Em Novembro de 1908, todavia, o mundo automobilístico nacional era «agitado» com uma notícia inesperada: a saída do engenheiro francês da Agence Générale d’Automobiles:252
O engenheiro Albert Beauvalet, um dos mais fervorosos propagandistas do automobilismo e um dos introdutores desse moderno processo de locomoção em Portugal, abandona a «garage» modelar da Praça dos Restauradores onde durante muitos anos documentou a sua actividade e vastíssimos conhecimentos do «métier». Já de há muito e desde a fundação de «Os Sports» que este jornal conta com a sua amizade nunca desmentida, por isso sinceramente lamentamos o facto, mas homens da envergadura profissional do engenheiro Albert Beauvalet não nasceram para ficar sempre no mesmo ponto e são precisos para espalhar através do mundo uma indústria florescente, útil e prática. Por isso, a casa «Peugeot» reconhecendo os muitos obséquios que deve ao seu antigo agente em Portugal, tomou o «trespasse» da garagem em vantajosas condições e encarregou-o da propaganda do automobilismo em Buenos Aires. Albert Beauvalet permanece em Lisboa ainda uns cinco meses para encaminhar o novo agente da acreditada marca.
A partir desta data, a Peugeot desaparece da comunicação na imprensa e entra num “limbo” aparentemente incompreensível. No princípio de 1910,ainda surge nalguns meios um pequeno anúncio sob o título Garage Peugeot em que se escreve: “Automóveis e Voiturettes. Concertos de carros de todas as marcas sob a direcção de um engenheiro da Casa Peugeot a preços sem competência.”253 Sabemos que a Peugeot ainda se encontra nos Praça dos Restauradores – porque essa indicação surge no anúncio mas, nessa altura, a faustosa garagem já estava devoluta, para ser transformada em teatro pelos seus novos proprietários.254 Em meados de 1910, num anúncio da Michelin onde se enumeram todos os revendedores dessa marca de pneus, aparece um Albert Nebelung, como representante da Peugeot, cujas instalações estavam sedeadas no Campo Grande, na Rua Ocidental. É um período transitório até que Apolinar Contreras, um galego radicado em Lisboa, antigo cliente de Albert Beauvalet, aceita ficar com a representação da marca francesa:255
O Beauvalet, por questões que não vêm para o caso, deixou a representação. Veio cá um director francês que me propôs o negócio. Encontrei-me com ele no Café Gelo e foi aí que se resolveu o assunto. Fiquei então representante dos automóveis, motos e bicicletas Peugeot e pouco depois também da «Reo». Mais tarde, dei sociedade ao Joaquim Garrido.

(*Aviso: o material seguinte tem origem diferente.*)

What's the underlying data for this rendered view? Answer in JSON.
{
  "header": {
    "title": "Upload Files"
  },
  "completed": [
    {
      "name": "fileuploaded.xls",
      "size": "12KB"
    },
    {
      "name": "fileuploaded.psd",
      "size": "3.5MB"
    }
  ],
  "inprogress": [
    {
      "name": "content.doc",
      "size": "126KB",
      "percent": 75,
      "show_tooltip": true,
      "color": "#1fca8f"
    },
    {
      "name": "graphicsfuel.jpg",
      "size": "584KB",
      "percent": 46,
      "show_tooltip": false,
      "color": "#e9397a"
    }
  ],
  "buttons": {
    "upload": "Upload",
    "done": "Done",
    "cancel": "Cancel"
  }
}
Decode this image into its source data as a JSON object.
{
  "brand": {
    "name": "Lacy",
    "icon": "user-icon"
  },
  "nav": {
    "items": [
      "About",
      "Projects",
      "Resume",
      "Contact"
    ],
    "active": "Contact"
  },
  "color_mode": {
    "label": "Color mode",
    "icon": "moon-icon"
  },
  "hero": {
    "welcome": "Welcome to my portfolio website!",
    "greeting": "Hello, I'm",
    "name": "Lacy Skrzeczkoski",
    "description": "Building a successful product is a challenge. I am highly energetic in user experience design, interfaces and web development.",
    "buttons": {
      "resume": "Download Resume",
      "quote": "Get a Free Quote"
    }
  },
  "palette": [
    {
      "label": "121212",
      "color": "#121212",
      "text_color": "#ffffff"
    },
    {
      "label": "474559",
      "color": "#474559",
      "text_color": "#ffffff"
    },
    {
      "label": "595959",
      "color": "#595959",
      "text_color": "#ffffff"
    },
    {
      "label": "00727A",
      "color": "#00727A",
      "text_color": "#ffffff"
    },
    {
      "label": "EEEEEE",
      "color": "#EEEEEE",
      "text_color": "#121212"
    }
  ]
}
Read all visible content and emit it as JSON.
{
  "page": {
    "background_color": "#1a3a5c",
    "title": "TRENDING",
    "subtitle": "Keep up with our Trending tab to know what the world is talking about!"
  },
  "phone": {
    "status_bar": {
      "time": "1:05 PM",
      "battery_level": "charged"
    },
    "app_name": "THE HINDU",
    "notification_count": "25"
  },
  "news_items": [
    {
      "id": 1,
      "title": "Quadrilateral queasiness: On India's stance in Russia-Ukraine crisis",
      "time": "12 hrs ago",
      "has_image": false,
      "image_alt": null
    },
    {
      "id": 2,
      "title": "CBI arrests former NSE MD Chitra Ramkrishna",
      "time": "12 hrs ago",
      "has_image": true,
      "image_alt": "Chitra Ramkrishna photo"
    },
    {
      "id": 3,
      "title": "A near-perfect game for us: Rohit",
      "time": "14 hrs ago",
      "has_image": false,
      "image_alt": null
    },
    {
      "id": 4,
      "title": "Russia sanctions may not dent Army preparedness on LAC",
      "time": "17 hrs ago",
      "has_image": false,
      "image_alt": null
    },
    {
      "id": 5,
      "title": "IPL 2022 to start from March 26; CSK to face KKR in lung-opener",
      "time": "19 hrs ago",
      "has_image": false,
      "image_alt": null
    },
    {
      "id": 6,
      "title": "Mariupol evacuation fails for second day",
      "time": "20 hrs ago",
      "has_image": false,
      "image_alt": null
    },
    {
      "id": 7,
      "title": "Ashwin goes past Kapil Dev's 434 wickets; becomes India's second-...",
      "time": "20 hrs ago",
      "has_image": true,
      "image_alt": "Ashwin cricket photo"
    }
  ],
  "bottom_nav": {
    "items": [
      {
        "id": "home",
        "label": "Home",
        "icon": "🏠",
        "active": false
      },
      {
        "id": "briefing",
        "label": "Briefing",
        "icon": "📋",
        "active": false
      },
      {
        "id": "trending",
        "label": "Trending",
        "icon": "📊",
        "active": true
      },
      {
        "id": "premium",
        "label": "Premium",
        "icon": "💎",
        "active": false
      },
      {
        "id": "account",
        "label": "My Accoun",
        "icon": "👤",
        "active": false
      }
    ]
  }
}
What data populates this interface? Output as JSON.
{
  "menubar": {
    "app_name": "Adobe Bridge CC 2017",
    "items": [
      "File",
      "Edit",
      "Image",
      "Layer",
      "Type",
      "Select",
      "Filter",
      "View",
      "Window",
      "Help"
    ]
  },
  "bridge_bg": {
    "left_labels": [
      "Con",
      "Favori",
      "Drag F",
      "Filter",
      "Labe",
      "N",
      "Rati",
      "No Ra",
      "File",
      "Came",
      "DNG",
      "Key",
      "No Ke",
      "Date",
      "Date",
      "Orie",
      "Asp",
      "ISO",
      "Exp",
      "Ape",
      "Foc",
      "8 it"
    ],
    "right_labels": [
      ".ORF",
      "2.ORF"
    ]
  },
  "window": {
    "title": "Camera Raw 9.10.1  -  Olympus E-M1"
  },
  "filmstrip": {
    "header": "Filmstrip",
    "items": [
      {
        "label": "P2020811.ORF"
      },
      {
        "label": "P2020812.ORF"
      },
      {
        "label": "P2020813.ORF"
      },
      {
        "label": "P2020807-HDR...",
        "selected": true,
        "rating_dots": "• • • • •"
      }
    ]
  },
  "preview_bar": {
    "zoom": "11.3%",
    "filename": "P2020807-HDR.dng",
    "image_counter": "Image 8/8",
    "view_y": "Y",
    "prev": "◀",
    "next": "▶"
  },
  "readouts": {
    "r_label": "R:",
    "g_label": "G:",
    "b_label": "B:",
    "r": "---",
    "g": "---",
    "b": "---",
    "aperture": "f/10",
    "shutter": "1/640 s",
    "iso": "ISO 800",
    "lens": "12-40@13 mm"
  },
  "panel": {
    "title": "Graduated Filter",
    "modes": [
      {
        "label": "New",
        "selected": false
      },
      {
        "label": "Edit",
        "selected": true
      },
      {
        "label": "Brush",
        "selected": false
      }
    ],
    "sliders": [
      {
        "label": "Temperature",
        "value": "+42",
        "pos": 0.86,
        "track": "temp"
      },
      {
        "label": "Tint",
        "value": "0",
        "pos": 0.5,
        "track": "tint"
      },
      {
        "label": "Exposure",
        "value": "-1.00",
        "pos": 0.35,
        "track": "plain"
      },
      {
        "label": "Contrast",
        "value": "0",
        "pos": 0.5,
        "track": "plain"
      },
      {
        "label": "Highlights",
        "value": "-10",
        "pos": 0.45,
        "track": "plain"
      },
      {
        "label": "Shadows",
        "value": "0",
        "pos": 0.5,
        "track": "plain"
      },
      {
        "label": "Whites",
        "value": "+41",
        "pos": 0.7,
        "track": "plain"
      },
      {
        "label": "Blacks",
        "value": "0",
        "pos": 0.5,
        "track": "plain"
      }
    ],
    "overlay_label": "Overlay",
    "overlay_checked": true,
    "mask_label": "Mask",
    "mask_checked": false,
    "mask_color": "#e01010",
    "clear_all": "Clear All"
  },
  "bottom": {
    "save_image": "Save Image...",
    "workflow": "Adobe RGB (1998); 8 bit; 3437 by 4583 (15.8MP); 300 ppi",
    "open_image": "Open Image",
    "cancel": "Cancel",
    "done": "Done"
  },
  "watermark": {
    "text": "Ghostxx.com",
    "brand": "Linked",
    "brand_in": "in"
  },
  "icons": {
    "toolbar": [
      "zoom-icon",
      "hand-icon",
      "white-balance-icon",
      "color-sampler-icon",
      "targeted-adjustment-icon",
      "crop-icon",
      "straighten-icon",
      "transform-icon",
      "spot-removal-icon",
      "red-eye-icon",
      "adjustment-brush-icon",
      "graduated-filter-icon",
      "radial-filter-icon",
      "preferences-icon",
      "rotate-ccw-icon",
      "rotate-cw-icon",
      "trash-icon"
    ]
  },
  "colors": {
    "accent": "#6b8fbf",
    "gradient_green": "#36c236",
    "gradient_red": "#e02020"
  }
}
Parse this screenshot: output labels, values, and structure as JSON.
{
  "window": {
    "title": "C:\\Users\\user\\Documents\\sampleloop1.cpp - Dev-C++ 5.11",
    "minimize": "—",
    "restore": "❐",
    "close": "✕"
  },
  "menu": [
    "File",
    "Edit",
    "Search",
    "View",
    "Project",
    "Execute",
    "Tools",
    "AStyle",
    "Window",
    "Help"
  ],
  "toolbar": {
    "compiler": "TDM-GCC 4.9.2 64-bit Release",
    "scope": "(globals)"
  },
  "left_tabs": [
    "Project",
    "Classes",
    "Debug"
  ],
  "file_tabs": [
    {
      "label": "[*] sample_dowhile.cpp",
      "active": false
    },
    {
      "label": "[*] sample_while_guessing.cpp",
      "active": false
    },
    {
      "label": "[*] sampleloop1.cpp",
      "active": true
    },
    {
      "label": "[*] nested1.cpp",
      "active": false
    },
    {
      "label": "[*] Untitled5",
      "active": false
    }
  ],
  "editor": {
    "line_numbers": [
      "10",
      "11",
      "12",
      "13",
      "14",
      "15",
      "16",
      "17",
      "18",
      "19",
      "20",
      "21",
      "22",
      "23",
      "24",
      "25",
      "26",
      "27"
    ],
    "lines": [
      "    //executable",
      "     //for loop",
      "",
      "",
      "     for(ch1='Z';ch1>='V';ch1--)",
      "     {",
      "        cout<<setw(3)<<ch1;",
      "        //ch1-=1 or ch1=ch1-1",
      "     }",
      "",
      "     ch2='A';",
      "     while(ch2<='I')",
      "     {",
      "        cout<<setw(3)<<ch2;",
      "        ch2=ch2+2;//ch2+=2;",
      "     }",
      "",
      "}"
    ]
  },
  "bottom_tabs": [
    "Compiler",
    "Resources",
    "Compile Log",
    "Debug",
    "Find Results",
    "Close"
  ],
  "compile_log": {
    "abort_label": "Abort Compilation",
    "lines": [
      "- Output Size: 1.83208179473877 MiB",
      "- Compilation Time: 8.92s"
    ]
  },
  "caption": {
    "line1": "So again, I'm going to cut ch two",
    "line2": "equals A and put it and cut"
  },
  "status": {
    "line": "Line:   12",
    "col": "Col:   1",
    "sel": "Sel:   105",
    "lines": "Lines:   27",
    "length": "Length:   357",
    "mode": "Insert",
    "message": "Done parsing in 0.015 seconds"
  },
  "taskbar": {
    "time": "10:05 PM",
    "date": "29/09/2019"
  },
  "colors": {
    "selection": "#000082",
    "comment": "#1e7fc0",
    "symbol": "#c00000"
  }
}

Iniciava-se assim a segunda parte da “aventura” Peugeot em Portugal. Quanto a Beauvalet, provavelmente nunca pensou em ir para a Argentina e em 1910 já estava instalado bem perto da sua antiga garagem, na Rua do Príncipe – actual Rua 1º de Dezembro – distribuindo a marca francesa Berliet.